The papal teaching office makes it possible for us all to hear together how Jesus wants to lead us in His ways and see reality as it truly is. Jesus is present and dwelling with us now in His Church, and He continues to guide and unify His whole People. Because of this, the Popes of our era have not only sustained and developed our understanding of the Catholic tradition (“reform-in-continuity”) but also helped us find some orientation in the otherwise disorienting times in which we live. Like the “miracle” of the Council itself, the Popes of this era have been instruments of the Holy Spirit that help us to engage the enormous challenges of the emerging new epoch.

Returning to Pope Benedict, it must be said that he is far from obsolete. His spectacular patrimony of papal teaching has not disappeared, but continues to offer much that can enrich us.

On the feast of Saint Benedict, we should recall once again Pope Benedict's masterful Catechesis on the Fathers and Doctors of the Church, which is both profound and accessible, the fruit of outstanding scholarship, a life of prayer and meditation, and the teaching charism of the successor of Saint Peter. In the excerpt below (and I encourage people to read the entire series of these homilies), Papa Ratzinger speaks of Saint Benedict, the Father of monasticism in the West, who also set forth an enduring path for all human beings who seek God and have been drawn by the invitation of God's love. 

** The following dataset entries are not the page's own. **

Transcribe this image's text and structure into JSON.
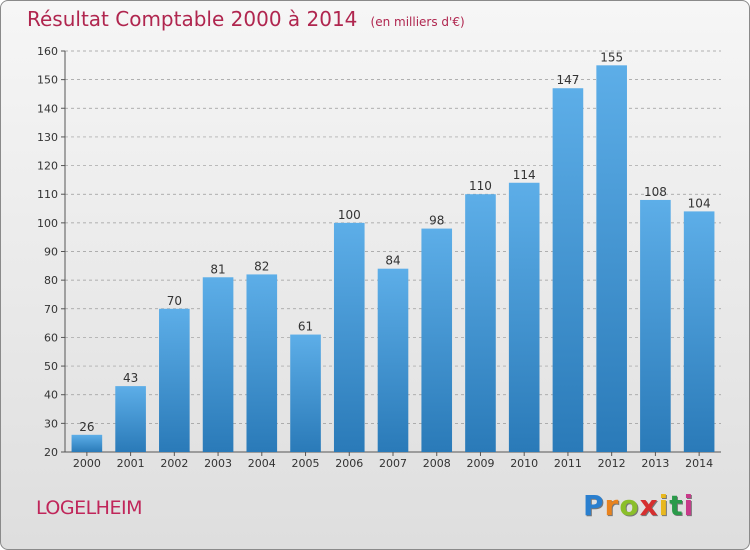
{
  "title": "Résultat Comptable 2000 à 2014",
  "unit_label": "(en milliers d'€)",
  "commune": "LOGELHEIM",
  "brand": {
    "letters": [
      "P",
      "r",
      "o",
      "x",
      "i",
      "t",
      "i"
    ],
    "colors": [
      "#2a7fcf",
      "#e8831f",
      "#8bbf2a",
      "#d62f2f",
      "#e8b81f",
      "#2a9a4a",
      "#c83a8a"
    ]
  },
  "colors": {
    "title": "#b0264f",
    "bar_light": "#5daee8",
    "bar_dark": "#2a7ab8",
    "grid": "#9a9a9a"
  },
  "chart_data": {
    "type": "bar",
    "title": "Résultat Comptable 2000 à 2014",
    "xlabel": "",
    "ylabel": "",
    "categories": [
      "2000",
      "2001",
      "2002",
      "2003",
      "2004",
      "2005",
      "2006",
      "2007",
      "2008",
      "2009",
      "2010",
      "2011",
      "2012",
      "2013",
      "2014"
    ],
    "values": [
      26,
      43,
      70,
      81,
      82,
      61,
      100,
      84,
      98,
      110,
      114,
      147,
      155,
      108,
      104
    ],
    "ylim": [
      20,
      160
    ],
    "yticks": [
      20,
      30,
      40,
      50,
      60,
      70,
      80,
      90,
      100,
      110,
      120,
      130,
      140,
      150,
      160
    ],
    "grid": "horizontal dashed",
    "legend": "none"
  }
}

"St Benedict's life was steeped in an atmosphere of prayer, the foundation of his existence. Without prayer there is no experience of God. Yet Benedict's spirituality was not an interiority removed from reality. In the anxiety and confusion of his day, he lived under God's gaze and in this very way never lost sight of the duties of daily life and of man with his practical needs... In contrast with a facile and egocentric self-fulfilment, today often exalted, the first and indispensable commitment of a disciple of St Benedict is the sincere search for God on the path mapped out by the humble and obedient Christ, whose love he must put before all else, and in this way, in the service of the other, he becomes a man of service and peace" (Pope Benedict XVI, Homily on Saint Benedict, 2008).